The Chinese Are Getting Really Desperate

(Left) Photo from Drudge, and presumably they lifted it from some isolated little corner of HobbySpace somewhere. Cool view, from space, of an obnoxious Chinese dust storm.


The Chinese are getting really desperate when they start believing that cloud seeding will get them out of their jam:
Beijing will use artificial rainmaking to clear the air after a choking dust storm coated China's capital and beyond with yellow grit, prompting a health warning to keep children indoors, state media said Tuesday.

... The government was preparing to seed clouds to make rain to clear the air, state TV said, citing the Central Meteorological Bureau. It did not elaborate, and the bureau refused to release more information.

Storms carrying chalky dust from the north China plain hit Beijing every spring, but newspapers said this week's was the heaviest since at least 2001. The Beijing Daily Messenger said 300,000 tons of sand and dust were dumped on the city Monday.

... The dust reached Tokyo on Tuesday, the first time that has happened in six years, said Naoko Takashina of Japan's Meteorological Agency. Dust from China was found in more than 50 locations throughout the country, she said.

... In South Korea, a light layer of dust blanketed the country, but no ill effects were reported. Rain was forecast overnight Tuesday, and the weather bureau said it should clear the air.

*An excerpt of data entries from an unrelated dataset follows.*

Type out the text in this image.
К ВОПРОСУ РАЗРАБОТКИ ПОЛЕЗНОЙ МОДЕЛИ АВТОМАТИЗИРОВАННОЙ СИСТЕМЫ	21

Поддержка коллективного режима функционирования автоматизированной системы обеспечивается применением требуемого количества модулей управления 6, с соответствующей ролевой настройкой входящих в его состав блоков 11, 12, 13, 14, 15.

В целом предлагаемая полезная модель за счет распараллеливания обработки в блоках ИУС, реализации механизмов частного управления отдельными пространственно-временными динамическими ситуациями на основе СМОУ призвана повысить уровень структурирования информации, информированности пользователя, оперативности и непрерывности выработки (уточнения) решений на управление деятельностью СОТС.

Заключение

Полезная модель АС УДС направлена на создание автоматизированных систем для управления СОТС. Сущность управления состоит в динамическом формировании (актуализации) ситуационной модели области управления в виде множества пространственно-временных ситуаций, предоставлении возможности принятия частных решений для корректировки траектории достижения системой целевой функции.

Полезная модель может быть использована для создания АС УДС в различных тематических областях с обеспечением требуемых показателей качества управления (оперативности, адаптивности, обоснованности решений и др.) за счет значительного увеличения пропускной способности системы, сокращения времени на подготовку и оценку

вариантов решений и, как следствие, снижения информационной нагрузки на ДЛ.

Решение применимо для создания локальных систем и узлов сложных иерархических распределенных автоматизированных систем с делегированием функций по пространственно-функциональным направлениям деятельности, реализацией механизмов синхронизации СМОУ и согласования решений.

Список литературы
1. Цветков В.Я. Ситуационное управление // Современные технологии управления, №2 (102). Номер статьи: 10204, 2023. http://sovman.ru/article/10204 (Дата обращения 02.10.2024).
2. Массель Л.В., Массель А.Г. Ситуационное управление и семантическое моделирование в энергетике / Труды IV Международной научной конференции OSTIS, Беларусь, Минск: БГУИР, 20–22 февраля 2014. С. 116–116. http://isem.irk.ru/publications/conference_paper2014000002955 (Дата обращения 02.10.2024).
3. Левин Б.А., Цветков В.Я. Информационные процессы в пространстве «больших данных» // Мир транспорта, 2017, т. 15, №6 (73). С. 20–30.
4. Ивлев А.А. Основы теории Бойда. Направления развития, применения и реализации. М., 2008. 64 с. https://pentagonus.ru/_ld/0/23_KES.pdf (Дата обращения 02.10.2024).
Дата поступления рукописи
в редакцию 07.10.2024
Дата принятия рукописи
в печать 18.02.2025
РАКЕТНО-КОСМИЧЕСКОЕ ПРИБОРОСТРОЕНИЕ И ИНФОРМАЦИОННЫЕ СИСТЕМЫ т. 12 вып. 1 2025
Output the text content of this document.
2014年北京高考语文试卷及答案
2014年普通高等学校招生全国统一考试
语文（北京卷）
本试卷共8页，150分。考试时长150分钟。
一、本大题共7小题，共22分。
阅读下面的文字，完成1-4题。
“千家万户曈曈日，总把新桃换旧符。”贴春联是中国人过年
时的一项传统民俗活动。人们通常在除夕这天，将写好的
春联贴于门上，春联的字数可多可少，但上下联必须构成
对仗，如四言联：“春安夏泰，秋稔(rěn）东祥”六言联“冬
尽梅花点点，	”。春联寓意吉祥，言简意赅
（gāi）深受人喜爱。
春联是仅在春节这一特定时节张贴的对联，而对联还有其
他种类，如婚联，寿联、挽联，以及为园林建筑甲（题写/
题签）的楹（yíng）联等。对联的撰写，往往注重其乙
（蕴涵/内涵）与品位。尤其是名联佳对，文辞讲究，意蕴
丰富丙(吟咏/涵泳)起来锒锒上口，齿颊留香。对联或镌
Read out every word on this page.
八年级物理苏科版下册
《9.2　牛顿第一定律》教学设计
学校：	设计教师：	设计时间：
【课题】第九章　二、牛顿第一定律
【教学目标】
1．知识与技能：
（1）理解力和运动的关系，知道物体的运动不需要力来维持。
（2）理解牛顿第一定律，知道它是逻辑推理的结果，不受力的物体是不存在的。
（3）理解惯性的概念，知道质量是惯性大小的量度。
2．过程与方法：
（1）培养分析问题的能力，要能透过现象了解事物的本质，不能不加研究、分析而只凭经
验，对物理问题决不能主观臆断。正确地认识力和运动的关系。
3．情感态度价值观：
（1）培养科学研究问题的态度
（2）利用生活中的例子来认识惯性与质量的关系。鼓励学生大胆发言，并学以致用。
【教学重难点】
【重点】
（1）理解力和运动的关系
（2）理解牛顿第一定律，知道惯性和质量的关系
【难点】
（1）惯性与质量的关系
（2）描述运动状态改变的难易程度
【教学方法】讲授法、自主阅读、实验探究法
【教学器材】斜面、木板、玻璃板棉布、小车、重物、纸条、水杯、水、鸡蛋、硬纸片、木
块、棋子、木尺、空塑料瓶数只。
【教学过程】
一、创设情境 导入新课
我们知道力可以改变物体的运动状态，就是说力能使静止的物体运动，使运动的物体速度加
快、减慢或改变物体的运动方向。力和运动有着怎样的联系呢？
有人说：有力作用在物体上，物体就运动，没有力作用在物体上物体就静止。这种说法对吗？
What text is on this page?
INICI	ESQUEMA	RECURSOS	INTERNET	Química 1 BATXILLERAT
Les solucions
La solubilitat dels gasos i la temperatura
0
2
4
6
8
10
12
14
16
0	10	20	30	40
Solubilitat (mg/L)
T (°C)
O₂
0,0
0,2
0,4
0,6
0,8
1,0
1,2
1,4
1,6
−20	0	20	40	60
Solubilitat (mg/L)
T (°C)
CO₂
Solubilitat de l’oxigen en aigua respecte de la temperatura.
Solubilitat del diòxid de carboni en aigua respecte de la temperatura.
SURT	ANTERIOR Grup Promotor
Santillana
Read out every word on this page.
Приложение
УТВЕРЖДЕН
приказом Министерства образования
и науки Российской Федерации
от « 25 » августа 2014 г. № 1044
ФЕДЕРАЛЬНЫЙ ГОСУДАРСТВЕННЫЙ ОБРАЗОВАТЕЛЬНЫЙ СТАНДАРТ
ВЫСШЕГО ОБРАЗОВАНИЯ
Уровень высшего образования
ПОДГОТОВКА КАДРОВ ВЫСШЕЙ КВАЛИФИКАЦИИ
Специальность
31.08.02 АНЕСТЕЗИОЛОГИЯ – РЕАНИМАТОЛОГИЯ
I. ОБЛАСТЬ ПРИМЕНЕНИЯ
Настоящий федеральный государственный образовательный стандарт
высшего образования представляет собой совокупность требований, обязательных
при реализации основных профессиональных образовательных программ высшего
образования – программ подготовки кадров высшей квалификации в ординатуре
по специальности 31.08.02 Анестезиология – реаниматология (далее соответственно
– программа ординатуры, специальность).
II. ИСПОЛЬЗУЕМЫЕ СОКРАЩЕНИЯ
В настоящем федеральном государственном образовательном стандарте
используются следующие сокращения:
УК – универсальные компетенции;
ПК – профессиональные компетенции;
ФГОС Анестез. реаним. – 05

The dust storms are expected to last through at least Wednesday in Beijing, neighboring Tianjin and a swath of north China stretching from Jilin province in the northeast through Inner Mongolia to Xinjiang in the desert northwest, the China Daily and other media said.

... China's government has been replanting "green belts" of trees throughout the north in an effort to trap the dust after decades when the storms worsened amid heavy tree-cutting.

Last week, the western Xinjiang region was hit by its worst sandstorm in decades, which killed one person and left thousands stranded after sand covered railways and high winds smashed train and car windows.